* This is one of several source packages, containing a collection of net
  programs ready to compile for Linux.
  In this package are source files from NetBSD-current from 94/01/09.

  I plan to take a newer NetBSD version from time to time and see, if they
  have done important fixes. It would be also nice, if we could cooperate
  better between the NetBSD, FreeBSD and Linux people. (We all use the
  same basic source code, but do all our own fixes while constantly
  pretending not to look at the other group...)
  Communication on net-related things seems to be bad in general...
  Maybe 4.4BSD-Lite would be a good start for everybody to cooperate?

  If you put together a good binary package and fix some things, you do good
  work for the people *using* those binary packages. If you also make good
  context diffs, you also help the original authors of it.

* You should have the C library 4.5.26 or higher, gcc 2.5.7 or higher,
  linux kernel version 0.99.15 or higher.

* Make sure, you don't have old header files in your /usr/include directory.
  Alan Cox has put some extra header files onto sunacm to make Linux more
  compatible to BSD. Those should *NOT* be installed. Current consensus is,
  that they should be incorporated into the source packages that need them.
  (Only tcpdump and maybe few others.)

* If you have to remove #include <lastlog.h> somewhere, please read the last
  point again...

* Check the configuration options in the toplevel Makefile.

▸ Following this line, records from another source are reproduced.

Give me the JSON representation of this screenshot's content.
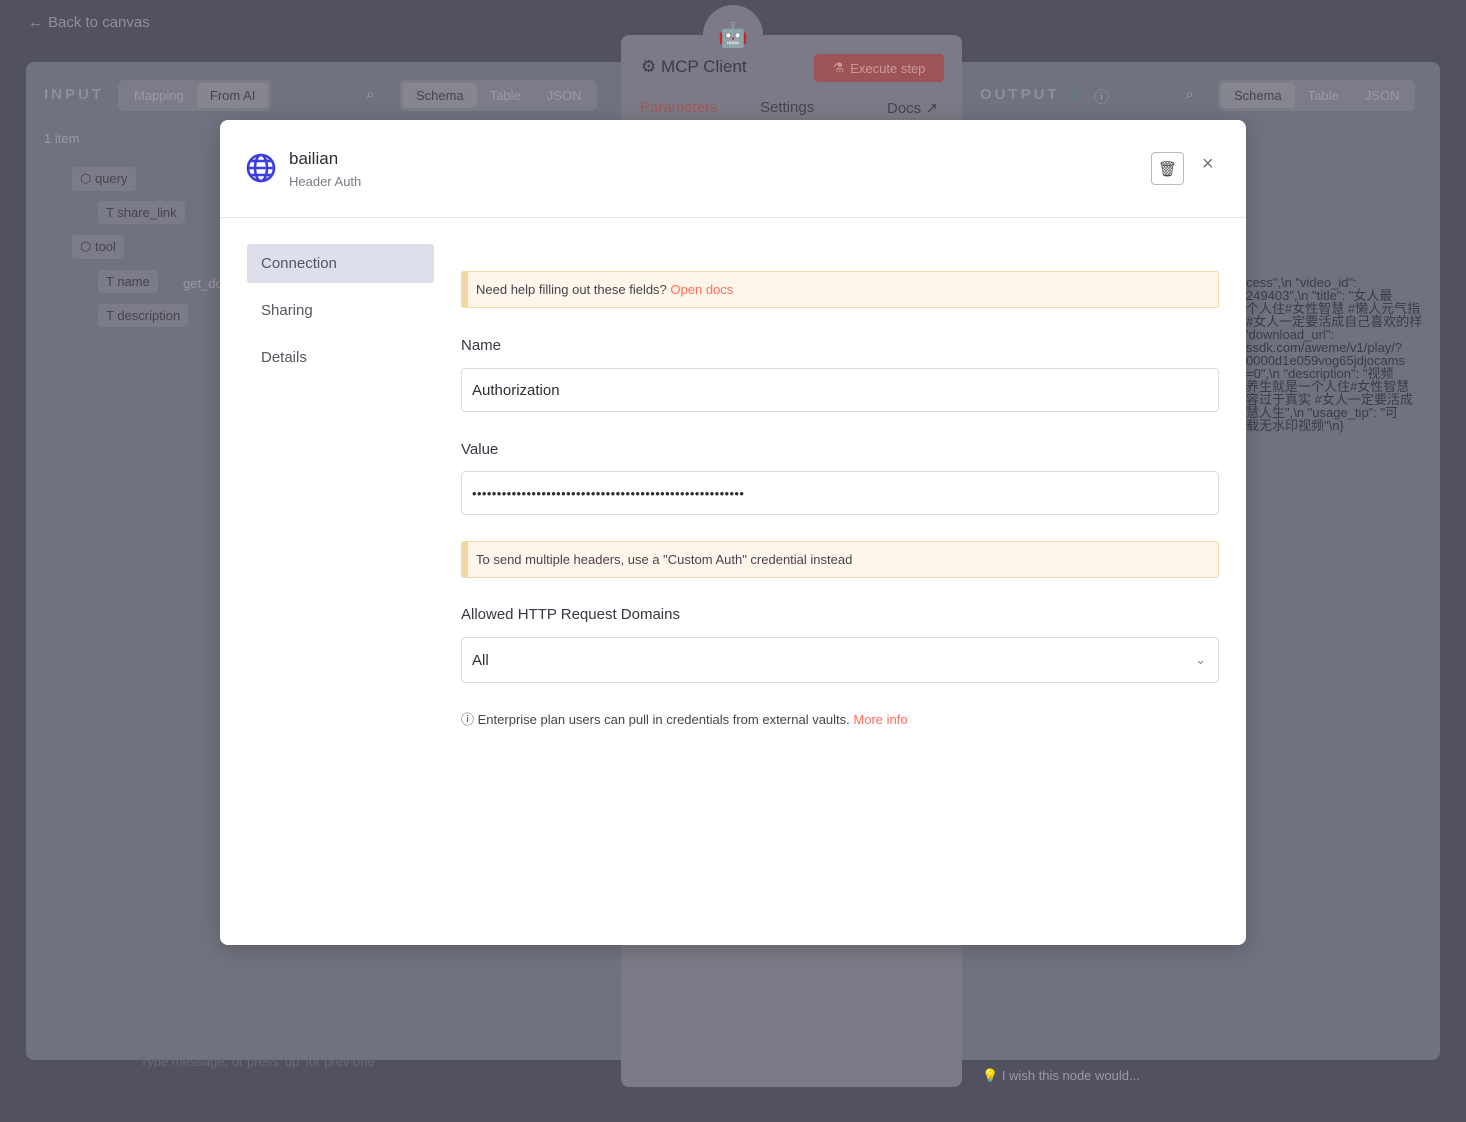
{
  "topbar": {
    "back_label": "Back to canvas"
  },
  "input_panel": {
    "title": "INPUT",
    "mode_tabs": [
      "Mapping",
      "From AI"
    ],
    "active_mode": "From AI",
    "view_tabs": [
      "Schema",
      "Table",
      "JSON"
    ],
    "active_view": "Schema",
    "item_count": "1 item",
    "fields": [
      {
        "name": "query",
        "type": "object"
      },
      {
        "name": "share_link",
        "type": "string"
      },
      {
        "name": "tool",
        "type": "object"
      },
      {
        "name": "name",
        "type": "string",
        "value": "get_do"
      },
      {
        "name": "description",
        "type": "string"
      }
    ]
  },
  "node": {
    "title": "MCP Client",
    "execute_label": "Execute step",
    "tabs": [
      "Parameters",
      "Settings",
      "Docs"
    ],
    "active_tab": "Parameters"
  },
  "output_panel": {
    "title": "OUTPUT",
    "view_tabs": [
      "Schema",
      "Table",
      "JSON"
    ],
    "active_view": "Schema",
    "text_lines": [
      "cess\",\\n \"video_id\":",
      "249403\",\\n \"title\": \"女人最",
      "个人住#女性智慧 #懒人元气指",
      "#女人一定要活成自己喜欢的样",
      "'download_url\":",
      "ssdk.com/aweme/v1/play/?",
      "0000d1e059vog65jdjocams",
      "=0\",\\n \"description\": \"视频",
      "养生就是一个人住#女性智慧",
      "容过于真实 #女人一定要活成",
      "慧人生\",\\n \"usage_tip\": \"可",
      "载无水印视频\"\\n}"
    ]
  },
  "feedback": {
    "placeholder": "I wish this node would..."
  },
  "chat": {
    "placeholder": "Type message, or press 'up' for prev one"
  },
  "modal": {
    "credential_name": "bailian",
    "credential_type": "Header Auth",
    "nav": [
      {
        "label": "Connection",
        "active": true
      },
      {
        "label": "Sharing"
      },
      {
        "label": "Details"
      }
    ],
    "help_text": "Need help filling out these fields?",
    "help_link": "Open docs",
    "name_label": "Name",
    "name_value": "Authorization",
    "value_label": "Value",
    "value_masked": "•••••••••••••••••••••••••••••••••••••••••••••••••••••••",
    "multi_header_note": "To send multiple headers, use a \"Custom Auth\" credential instead",
    "domains_label": "Allowed HTTP Request Domains",
    "domains_value": "All",
    "enterprise_text": "Enterprise plan users can pull in credentials from external vaults.",
    "enterprise_link": "More info"
  },
  "colors": {
    "accent": "#ff6d5a",
    "globe": "#3b3fe0",
    "notice_bg": "#fef6ea",
    "notice_border": "#f4d7a6"
  }
}
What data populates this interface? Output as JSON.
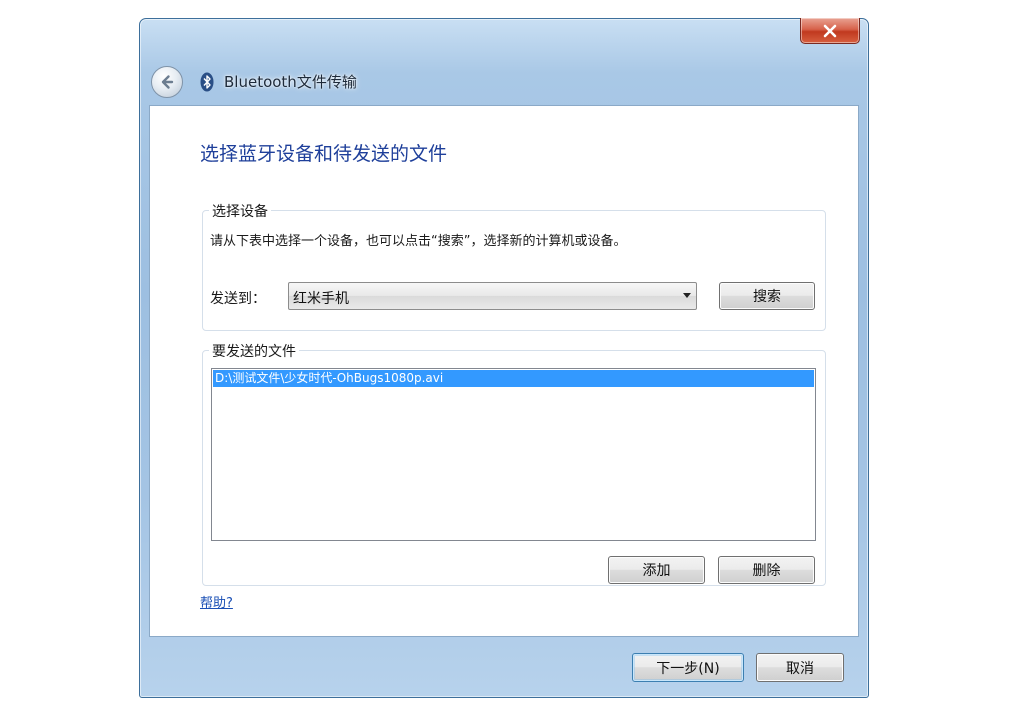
{
  "window": {
    "title": "Bluetooth文件传输",
    "close_label": "✕"
  },
  "icons": {
    "back": "back-arrow-icon",
    "bluetooth": "bluetooth-icon",
    "close": "close-icon",
    "dropdown": "chevron-down-icon"
  },
  "main": {
    "heading": "选择蓝牙设备和待发送的文件",
    "device_group": {
      "legend": "选择设备",
      "instructions": "请从下表中选择一个设备，也可以点击“搜索”，选择新的计算机或设备。",
      "send_to_label": "发送到：",
      "selected_device": "红米手机",
      "search_button": "搜索"
    },
    "files_group": {
      "legend": "要发送的文件",
      "files": [
        "D:\\测试文件\\少女时代-OhBugs1080p.avi"
      ],
      "add_button": "添加",
      "delete_button": "删除"
    },
    "help_link": "帮助?"
  },
  "footer": {
    "next_button": "下一步(N)",
    "cancel_button": "取消"
  },
  "colors": {
    "heading": "#1e3f9a",
    "selection": "#3399ff",
    "link": "#1a4fb5",
    "close_button": "#c1391f"
  }
}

* Do a "make" to compile everything. Maybe use "make 2>&1 | less" to check
  everything. Do a "make install" as root to install everything.

* If you want to see, what exactly has changed for the linux version do:
  find arp -name '*,v' | sed 's/,v$//' | sort | \
                xargs -r -ihugo rcsdiff -q -u -L hugo hugo | less
  (Yeah, that's why Unix is so cool...)

* If you only want to install in the "ftp" dir, do "make SUB=ftp" and
  "make SUB=ftp install".

* I will not find your bug fixes, if you just post them to one of the
  newsgroups. Please email them to me.